Bueno, que lo jodan. Yo había intentando hacerlo lo mejor posible. Me enderecé y dije:
– ¿Vamos entonces?
– Sí-repitió él, y se puso en pie-. Adiós, Sra. Stackhouse. Ha sido un placer volver a verla.
– De acuerdo, os deseo que lo paséis bien-dijo ella, apaciguada-. Conduce con cuidado, Bill, y no bebas demasiado.
Él arqueó una ceja.
– No, señora.
La abuela lo dejó correr.
Bill me abrió la portezuela del coche para que entrara, parte de una calculada serie de maniobras destinadas a que no se me saliera nada del vestido. Cerró la puerta y se pasó al lado del conductor. Me pregunté quién le habría enseñado a conducir un coche. Henry Ford, probablemente.

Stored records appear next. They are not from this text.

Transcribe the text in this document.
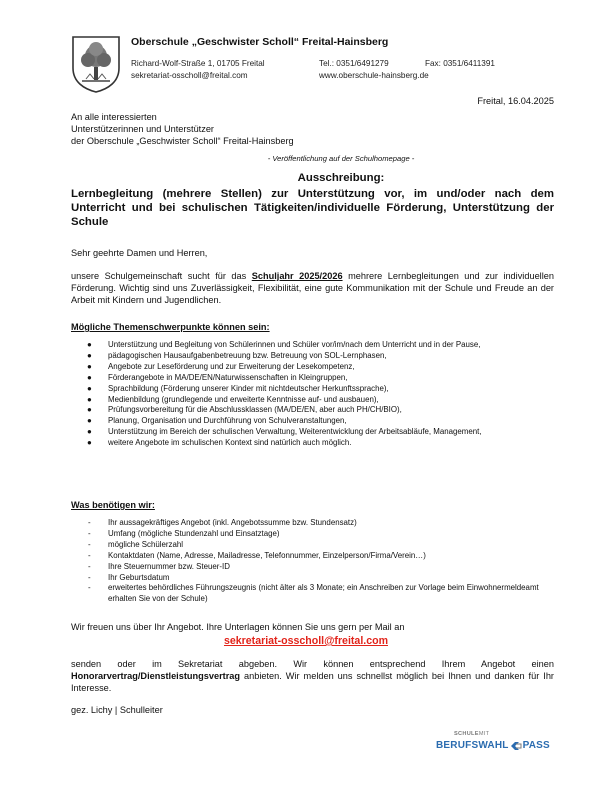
Oberschule „Geschwister Scholl“ Freital-Hainsberg
Richard-Wolf-Straße 1, 01705 Freital
sekretariat-osscholl@freital.com
Tel.: 0351/6491279	Fax: 0351/6411391
www.oberschule-hainsberg.de
Freital, 16.04.2025
An alle interessierten
Unterstützerinnen und Unterstützer
der Oberschule „Geschwister Scholl“ Freital-Hainsberg
- Veröffentlichung auf der Schulhomepage -
Ausschreibung:
Lernbegleitung (mehrere Stellen) zur Unterstützung vor, im und/oder nach dem Unterricht und bei schulischen Tätigkeiten/individuelle Förderung, Unterstützung der Schule
Sehr geehrte Damen und Herren,
unsere Schulgemeinschaft sucht für das Schuljahr 2025/2026 mehrere Lernbegleitungen und zur individuellen Förderung. Wichtig sind uns Zuverlässigkeit, Flexibilität, eine gute Kommunikation mit der Schule und Freude an der Arbeit mit Kindern und Jugendlichen.
Mögliche Themenschwerpunkte können sein:
● Unterstützung und Begleitung von Schülerinnen und Schüler vor/im/nach dem Unterricht und in der Pause,
● pädagogischen Hausaufgabenbetreuung bzw. Betreuung von SOL-Lernphasen,
● Angebote zur Leseförderung und zur Erweiterung der Lesekompetenz,
● Förderangebote in MA/DE/EN/Naturwissenschaften in Kleingruppen,
● Sprachbildung (Förderung unserer Kinder mit nichtdeutscher Herkunftssprache),
● Medienbildung (grundlegende und erweiterte Kenntnisse auf- und ausbauen),
● Prüfungsvorbereitung für die Abschlussklassen (MA/DE/EN, aber auch PH/CH/BIO),
● Planung, Organisation und Durchführung von Schulveranstaltungen,
● Unterstützung im Bereich der schulischen Verwaltung, Weiterentwicklung der Arbeitsabläufe, Management,
● weitere Angebote im schulischen Kontext sind natürlich auch möglich.
Was benötigen wir:
- Ihr aussagekräftiges Angebot (inkl. Angebotssumme bzw. Stundensatz)
- Umfang (mögliche Stundenzahl und Einsatztage)
- mögliche Schülerzahl
- Kontaktdaten (Name, Adresse, Mailadresse, Telefonnummer, Einzelperson/Firma/Verein…)
- Ihre Steuernummer bzw. Steuer-ID
- Ihr Geburtsdatum
- erweitertes behördliches Führungszeugnis (nicht älter als 3 Monate; ein Anschreiben zur Vorlage beim Einwohnermeldeamt erhalten Sie von der Schule)
Wir freuen uns über Ihr Angebot. Ihre Unterlagen können Sie uns gern per Mail an
sekretariat-osscholl@freital.com
senden oder im Sekretariat abgeben. Wir können entsprechend Ihrem Angebot einen Honorarvertrag/Dienstleistungsvertrag anbieten. Wir melden uns schnellst möglich bei Ihnen und danken für Ihr Interesse.
gez. Lichy | Schulleiter
SCHULEMIT
BERUFSWAHL PASS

– Lamento no estar vestida de modo correcto-dije, mirando justo al frente.
Nos alejábamos con lentitud por el bacheado camino de entrada, bajo los árboles. El coche se paró dando más tumbos.

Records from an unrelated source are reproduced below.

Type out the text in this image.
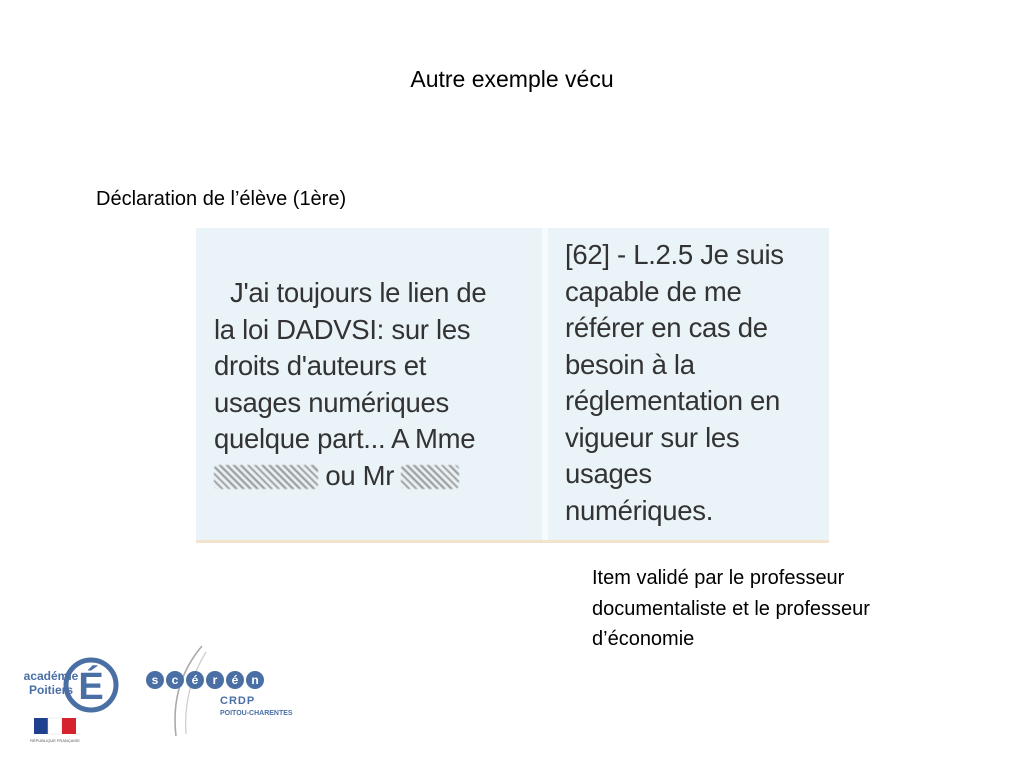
Autre exemple vécu
Déclaration de l’élève (1ère)
J'ai toujours le lien de
la loi DADVSI: sur les
droits d'auteurs et
usages numériques
quelque part... A Mme
ou Mr
[62] - L.2.5 Je suis
capable de me
référer en cas de
besoin à la
réglementation en
vigueur sur les
usages
numériques.
Item validé par le professeur documentaliste et le professeur d’économie
É
académie
Poitiers
RÉPUBLIQUE FRANÇAISE
s c é r é n
CRDP
POITOU-CHARENTES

– ¿Quién ha dicho eso? -preguntó Bill con voz muy gentil.
– Me has mirado como si hubiera hecho algo malo -le espeté.
– Solo dudaba de mi capacidad para meterte allí y luego sacarte sin tener que matar a alguien que te deseara.
– Estás siendo sarcástico. -Seguí sin mirarlo.
Sus manos me agarraron el cuello por detrás, obligándome a girar la cara hacia él.
– ¿Te parezco sarcástico?-preguntó.
Sus oscuros ojos estaban muy abiertos y no parpadeaban.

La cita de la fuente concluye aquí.